Defining the status quo
To enable ourselves properly to carry out the necessary optimizations, we set out to define the status quo. Instead of relying on gut feeling, we used concrete figures to answer the following questions: what is e-llis’ performance like today? How often does e-llis ship containers for its customers when they are only ten to forty percent full?
Process optimization based on 3 scenarios
The figures e-llis shared with us soon indicated that there was indeed room for improvement in the margins concerning the containers’ filling levels. We distinguished three different scenarios e-llis tends to face on an everyday basis.
Containers filled to the brim
Ideally, a container is fully loaded. E-llis fills it to the brim and takes it to the port, where it begins its journey, which typically starts in Asia and ends in Europe. Upon arrival, the container is removed from the ship and stored in a European warehouse.

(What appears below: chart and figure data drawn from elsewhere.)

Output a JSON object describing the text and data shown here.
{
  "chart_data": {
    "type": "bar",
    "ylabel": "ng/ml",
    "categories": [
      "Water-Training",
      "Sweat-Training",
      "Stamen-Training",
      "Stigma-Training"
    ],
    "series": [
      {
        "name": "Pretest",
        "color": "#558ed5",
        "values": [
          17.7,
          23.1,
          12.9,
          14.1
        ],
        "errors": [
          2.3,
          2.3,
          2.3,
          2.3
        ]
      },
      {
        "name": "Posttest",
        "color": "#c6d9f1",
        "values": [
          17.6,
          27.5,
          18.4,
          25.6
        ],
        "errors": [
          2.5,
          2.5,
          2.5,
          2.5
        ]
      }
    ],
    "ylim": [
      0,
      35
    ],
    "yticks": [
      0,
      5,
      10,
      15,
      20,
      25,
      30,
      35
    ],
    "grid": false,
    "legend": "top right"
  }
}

E-llis fills the majority of the containers in this way. This solution is obviously the simplest and most cost-efficient.
But what if the load is much smaller than the container? In that case, e-llis offers two options – the first of which is the most expensive. In a nutshell, the ocean freight partner gets a mandate to fill the remaining cubic meters with other loads. The only requirement is that the cargo must reach the right (European) port. Once there, the cargo is picked up and taken to the warehouse. However, this option is so pricey that most companies decide to ship containers themselves once they’re 35 percent full.

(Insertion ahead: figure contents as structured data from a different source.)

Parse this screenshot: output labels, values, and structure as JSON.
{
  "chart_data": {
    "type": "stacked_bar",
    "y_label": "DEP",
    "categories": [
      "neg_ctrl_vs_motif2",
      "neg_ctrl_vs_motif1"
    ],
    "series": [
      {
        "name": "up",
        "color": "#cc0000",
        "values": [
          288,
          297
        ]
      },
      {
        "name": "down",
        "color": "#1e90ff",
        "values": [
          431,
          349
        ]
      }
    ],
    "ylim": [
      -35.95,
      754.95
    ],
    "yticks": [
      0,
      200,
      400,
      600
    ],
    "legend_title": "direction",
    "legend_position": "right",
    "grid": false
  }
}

Making the little things count
The second and final option for e-llis is to fill every cubic meter available by combining small orders. It is this option the company is determined to optimize in co-creation with us, more specifically by bundling various suppliers to the same port. An important precondition is, however, that each order must have the same port of departure and arrival. Ideally, the orders even have the same destination to reduce costs even further.
Dashboard simulation in co-creation
Following an extensive feasibility analysis, we started to develop a dashboard simulation based on a smart algorithm, enabling e-llis to gain more insight into the incoming orders. It also became immediately clear how e-llis could optimize their handling of the orders in question – with special attention to the filling levels.
The algorithm calculates how loads can be optimally distributed over different containers, so that as few cubic meters as possible remain empty. Data manipulation takes place in the backend in R, with Shiny as front-end to maintain a user-friendly overview.
Next stop: operational excellence
With their new tool in hand, e-llis can now easily explore different scenarios to optimize the filling level of containers. The business value of this project therefore lies mainly in the insights it generates, which in the long term will facilitate a substantial cost reduction and will bring e-llis another step closer to achieving operational excellence.